James Schaffer, Chief Strategy Officer of Worldly, brings us an insight into the importance of impact intelligence to achieve emissions cut by 2030.

Why Is Meeting Net Zero Is Important For the Fashion Industry

With up to 20% of carbon emissions coming from consumer goods and their supply chains, there is an urge for the fashion and apparel industry to be visionary and set ambitious goals, while also addressing the GHG challenges they are currently facing.

For Wordly's Chief Officer, James Schaffer, this real-time change in a rapidly evolving global climate disclosure landscape is changing the game for the apparel industry. Brands and manufacturers need to “Prove their improvement”, or substantiate their goal progress with actionable data and insights, and they need to comply with these rapidly emerging regulatory frameworks.

James Schaffer On "Impact Intelligence" For A Sustainable Industry

“After years of collaboration and resource efficiency programming, the needle hasn't really moved. According to WRI’s recent update of its Roadmap to net zero report, it even appears that we are now approaching the 1.5-degree threshold years before forecasted. In this context, the public’s demand for brands to take responsibility and understand their own emissions and abatement levels are all critical catalysts needed to respond to the climate crisis in terms of impact reduction, compliance, and disclosure. All indications are that market and regulatory pressure will continue to push the sector toward authentic transparency. Companies need to prepare for some of the most pressing regulations across the globe, such as the U.S. SEC Climate Disclosure Act, pending legislation in California and New York, and the EU Corporate Sustainability Reporting Directive.

However, to understand the progress they need to make to reduce emissions, businesses need to understand their current impact. In other words, they need ‘’impact intelligence’. There’s an enormous data gap today in the fashion and apparel industry, and the first step in scaling improvements that address climate change is gathering data, to begin with. Collecting high-resolution primary data deep within the value chain, at tiers 2, 3, and beyond, frequently and at scale, is critical to enable businesses to make real-time decisions, understand their baseline and quantitatively track and report progress towards 2030 goals and beyond, and to build a clear view of year over year intervention and improvement opportunities to meet stakeholder expectations.

According to the World Resources Institute, 96% of a fashion brand’s footprint is in its manufacturing supply chain, and a report by McKinsey found that more than 70% come from upstream activities, such as energy-intensive raw material production, preparation, and processing. Although scope 3 emissions are the vast majority of emissions for brands and retailers, companies are generally using a mix of primary and secondary data to calculate their GHG footprints. To enable action and help transform the industry at scale, there is an urgent need to focus on high-impact areas at all levels of the entire value chain such as carbon emissions, water waste, energy and human rights.

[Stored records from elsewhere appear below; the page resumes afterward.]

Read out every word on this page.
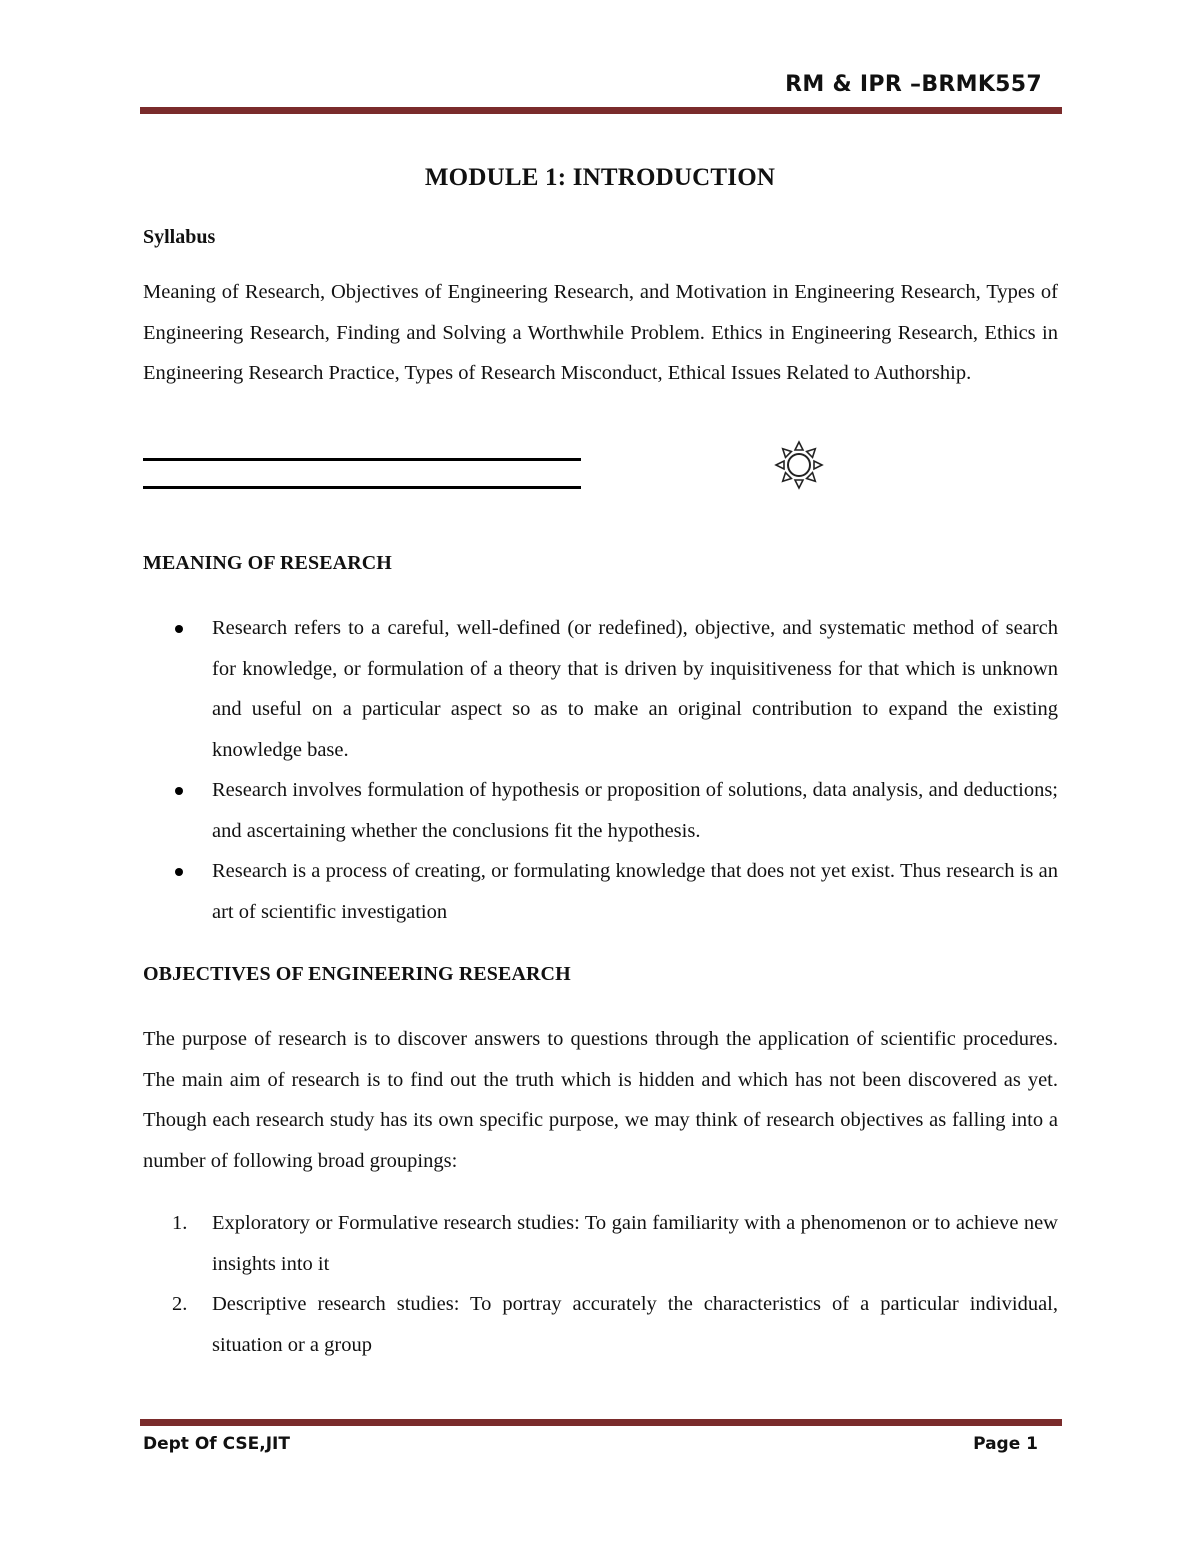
RM & IPR –BRMK557
MODULE 1: INTRODUCTION
Syllabus
Meaning of Research, Objectives of Engineering Research, and Motivation in Engineering Research, Types of Engineering Research, Finding and Solving a Worthwhile Problem. Ethics in Engineering Research, Ethics in Engineering Research Practice, Types of Research Misconduct, Ethical Issues Related to Authorship.
MEANING OF RESEARCH
Research refers to a careful, well-defined (or redefined), objective, and systematic method of search for knowledge, or formulation of a theory that is driven by inquisitiveness for that which is unknown and useful on a particular aspect so as to make an original contribution to expand the existing knowledge base.
Research involves formulation of hypothesis or proposition of solutions, data analysis, and deductions; and ascertaining whether the conclusions fit the hypothesis.
Research is a process of creating, or formulating knowledge that does not yet exist. Thus research is an art of scientific investigation
OBJECTIVES OF ENGINEERING RESEARCH
The purpose of research is to discover answers to questions through the application of scientific procedures. The main aim of research is to find out the truth which is hidden and which has not been discovered as yet. Though each research study has its own specific purpose, we may think of research objectives as falling into a number of following broad groupings:
1. Exploratory or Formulative research studies: To gain familiarity with a phenomenon or to achieve new insights into it
2. Descriptive research studies: To portray accurately the characteristics of a particular individual, situation or a group
Dept Of CSE,JIT	Page 1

Going further, significant investment in the supply chain is and will be needed to reduce emissions, such as transitioning to renewable energy, replacing old equipment with more efficient systems or adopting a ‘circular by design’ approach with product reuse, end-of-use, and regeneration in mind from the start. To achieve this, more comprehensive, reliable and actionable data is needed to clearly identify opportunities for improvement and motivate investment decisions. By extension, capital markets will reward businesses that are de-risking their supply chains, and employees will choose to work where purpose and responsibility matter.

Beyond regulatory and compliance requirements, brands and manufacturers must work hand in hand towards the achievement of these emission reduction goals. They can mutually incentivise business partners to implement GHG reduction strategies and optimise data access and sharing to promote B2B transparency and accurate reporting. To this extent, brands that ask their manufacturers to share data with them should in turn share their own data with manufacturers to foster greater trust and transparency in the industry. Today, 90% of carbon emissions can be curbed by improvements that require investments that amount to 7 or 8 figures. Manufacturers cannot, on their own, be expected to take full responsibility for these transformations.

Transparency is a key lever to address the challenges of climate change the apparel industry is facing, and only a holistic view of data across a product’s value chain will give companies the intelligence they need to prioritise and make decisions to reduce environmental impact at a large scale. A critical part of this process includes getting more facilities to provide their data to make it more accurate, accessible, and actionable. With this data collection and sharing process in place, including scope 3 information, businesses will be most prepared to address customers' and investors’ expectations and to face the myriad legislation emerging. And as science and technology evolve and systems become more sophisticated, the data will become even more nuanced, granular and actionable.”